L’avis de la bibliothécaire

Alors que la guerre en Ukraine est enlisée et que le Donbass est en plein cœur des combats entre les armées russe et ukrainienne, voir La Terre est bleue comme une orange a aujourd’hui un goût plus amer qu’acide. La poésie de son titre en référence au poème de Paul Eluard attriste. Satisfaisons-nous déjà de sa sortie en salles qui donnera certainement l’occasion aux exploitants puis aux bibliothécaires d’organiser des débats sur la situation actuelle en Ukraine.

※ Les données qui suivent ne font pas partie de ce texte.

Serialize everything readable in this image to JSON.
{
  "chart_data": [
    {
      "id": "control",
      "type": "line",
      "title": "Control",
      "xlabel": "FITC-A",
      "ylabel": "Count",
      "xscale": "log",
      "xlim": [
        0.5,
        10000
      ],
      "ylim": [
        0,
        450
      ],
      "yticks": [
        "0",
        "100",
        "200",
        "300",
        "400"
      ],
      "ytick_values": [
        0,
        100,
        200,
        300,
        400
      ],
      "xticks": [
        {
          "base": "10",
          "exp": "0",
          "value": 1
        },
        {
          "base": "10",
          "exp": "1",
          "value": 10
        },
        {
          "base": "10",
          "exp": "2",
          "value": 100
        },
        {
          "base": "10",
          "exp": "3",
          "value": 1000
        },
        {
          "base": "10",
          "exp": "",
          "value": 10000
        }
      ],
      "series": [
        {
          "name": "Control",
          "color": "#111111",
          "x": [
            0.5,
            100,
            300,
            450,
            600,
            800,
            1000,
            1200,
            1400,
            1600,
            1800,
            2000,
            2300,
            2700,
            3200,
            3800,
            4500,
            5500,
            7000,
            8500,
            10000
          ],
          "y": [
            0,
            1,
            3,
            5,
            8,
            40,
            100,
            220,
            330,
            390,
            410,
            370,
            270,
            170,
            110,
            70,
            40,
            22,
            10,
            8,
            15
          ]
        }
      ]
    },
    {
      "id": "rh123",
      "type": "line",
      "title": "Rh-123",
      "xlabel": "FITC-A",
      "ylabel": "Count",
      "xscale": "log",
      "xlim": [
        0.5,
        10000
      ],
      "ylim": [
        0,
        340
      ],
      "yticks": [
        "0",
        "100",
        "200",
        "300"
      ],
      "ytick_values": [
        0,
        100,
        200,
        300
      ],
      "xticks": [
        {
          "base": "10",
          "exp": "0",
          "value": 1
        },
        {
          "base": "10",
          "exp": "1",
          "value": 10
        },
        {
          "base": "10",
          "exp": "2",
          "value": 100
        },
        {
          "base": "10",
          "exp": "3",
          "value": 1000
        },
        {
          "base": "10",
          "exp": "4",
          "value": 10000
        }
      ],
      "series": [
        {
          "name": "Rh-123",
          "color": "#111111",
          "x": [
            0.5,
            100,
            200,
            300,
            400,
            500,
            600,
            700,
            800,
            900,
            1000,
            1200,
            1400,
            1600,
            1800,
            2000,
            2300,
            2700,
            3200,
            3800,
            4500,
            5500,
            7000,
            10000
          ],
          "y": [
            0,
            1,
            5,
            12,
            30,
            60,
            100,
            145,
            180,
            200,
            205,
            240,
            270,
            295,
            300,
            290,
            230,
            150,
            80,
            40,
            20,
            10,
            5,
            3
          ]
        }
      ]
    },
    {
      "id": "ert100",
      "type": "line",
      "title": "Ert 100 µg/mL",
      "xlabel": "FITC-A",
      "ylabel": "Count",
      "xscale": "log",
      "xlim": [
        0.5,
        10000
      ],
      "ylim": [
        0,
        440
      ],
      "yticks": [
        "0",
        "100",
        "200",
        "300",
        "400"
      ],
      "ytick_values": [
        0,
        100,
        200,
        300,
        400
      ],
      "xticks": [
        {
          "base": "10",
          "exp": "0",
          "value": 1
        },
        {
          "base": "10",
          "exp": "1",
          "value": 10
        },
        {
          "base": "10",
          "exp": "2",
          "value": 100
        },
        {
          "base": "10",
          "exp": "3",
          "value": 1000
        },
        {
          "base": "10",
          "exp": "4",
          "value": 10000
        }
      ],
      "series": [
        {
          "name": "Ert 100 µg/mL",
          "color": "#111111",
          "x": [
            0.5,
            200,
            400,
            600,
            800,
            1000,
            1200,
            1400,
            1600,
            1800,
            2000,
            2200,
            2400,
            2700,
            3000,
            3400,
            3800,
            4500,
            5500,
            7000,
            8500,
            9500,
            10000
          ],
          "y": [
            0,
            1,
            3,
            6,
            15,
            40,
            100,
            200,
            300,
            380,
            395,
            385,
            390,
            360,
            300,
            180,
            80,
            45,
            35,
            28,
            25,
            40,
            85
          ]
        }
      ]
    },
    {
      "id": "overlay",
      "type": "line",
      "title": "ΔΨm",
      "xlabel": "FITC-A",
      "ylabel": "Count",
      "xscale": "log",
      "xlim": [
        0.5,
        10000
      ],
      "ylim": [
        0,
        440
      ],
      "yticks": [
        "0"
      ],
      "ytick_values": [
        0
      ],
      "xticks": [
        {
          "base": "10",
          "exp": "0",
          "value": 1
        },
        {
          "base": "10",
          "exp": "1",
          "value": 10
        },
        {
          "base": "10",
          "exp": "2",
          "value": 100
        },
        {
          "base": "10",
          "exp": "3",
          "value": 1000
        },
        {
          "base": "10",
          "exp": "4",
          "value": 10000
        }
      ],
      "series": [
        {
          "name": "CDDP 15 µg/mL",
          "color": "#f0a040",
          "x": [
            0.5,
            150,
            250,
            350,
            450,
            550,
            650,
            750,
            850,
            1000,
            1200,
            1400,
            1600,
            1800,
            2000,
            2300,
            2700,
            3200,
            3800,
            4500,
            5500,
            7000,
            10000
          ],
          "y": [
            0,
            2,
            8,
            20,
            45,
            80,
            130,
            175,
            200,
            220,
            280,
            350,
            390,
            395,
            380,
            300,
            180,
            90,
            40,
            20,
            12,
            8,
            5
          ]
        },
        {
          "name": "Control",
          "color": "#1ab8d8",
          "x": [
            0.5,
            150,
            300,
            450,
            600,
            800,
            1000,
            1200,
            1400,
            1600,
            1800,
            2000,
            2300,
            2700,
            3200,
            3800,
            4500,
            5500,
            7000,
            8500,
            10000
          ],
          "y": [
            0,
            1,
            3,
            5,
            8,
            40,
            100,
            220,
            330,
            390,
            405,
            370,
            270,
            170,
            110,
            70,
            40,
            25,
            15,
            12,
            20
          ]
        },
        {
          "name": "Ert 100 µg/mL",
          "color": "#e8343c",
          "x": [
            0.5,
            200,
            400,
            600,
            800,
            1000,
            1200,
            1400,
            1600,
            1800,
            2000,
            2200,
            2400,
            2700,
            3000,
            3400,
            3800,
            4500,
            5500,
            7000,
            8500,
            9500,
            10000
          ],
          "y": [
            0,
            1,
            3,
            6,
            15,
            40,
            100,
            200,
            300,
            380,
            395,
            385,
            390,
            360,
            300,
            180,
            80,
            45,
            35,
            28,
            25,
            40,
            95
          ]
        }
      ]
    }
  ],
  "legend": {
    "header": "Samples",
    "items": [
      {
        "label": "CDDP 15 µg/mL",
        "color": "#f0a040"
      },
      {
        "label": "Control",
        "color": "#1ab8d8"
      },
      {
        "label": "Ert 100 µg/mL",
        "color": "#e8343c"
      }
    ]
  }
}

Le quotidien d’une famille bouleversé par la Guerre du Donbass

La Terre est bleue comme une orange © Albatros Communicos

Dans un temps indistinct situé peu après 2014, Anna et ses quatre enfants, deux jeunes filles et deux très jeunes enfants, vivent dans une petite ville de la région du Donbass en pleine zone de guerre. Les hommes sont absents de ce foyer. Peut-être sont-ils partis sur le front ? Il n’en est pas dit davantage. Le quartier est bombardé régulièrement mais la famille a décidé de rester plutôt que de quitter la région. Sinon, qui reconstruira ce qui a été détruit ?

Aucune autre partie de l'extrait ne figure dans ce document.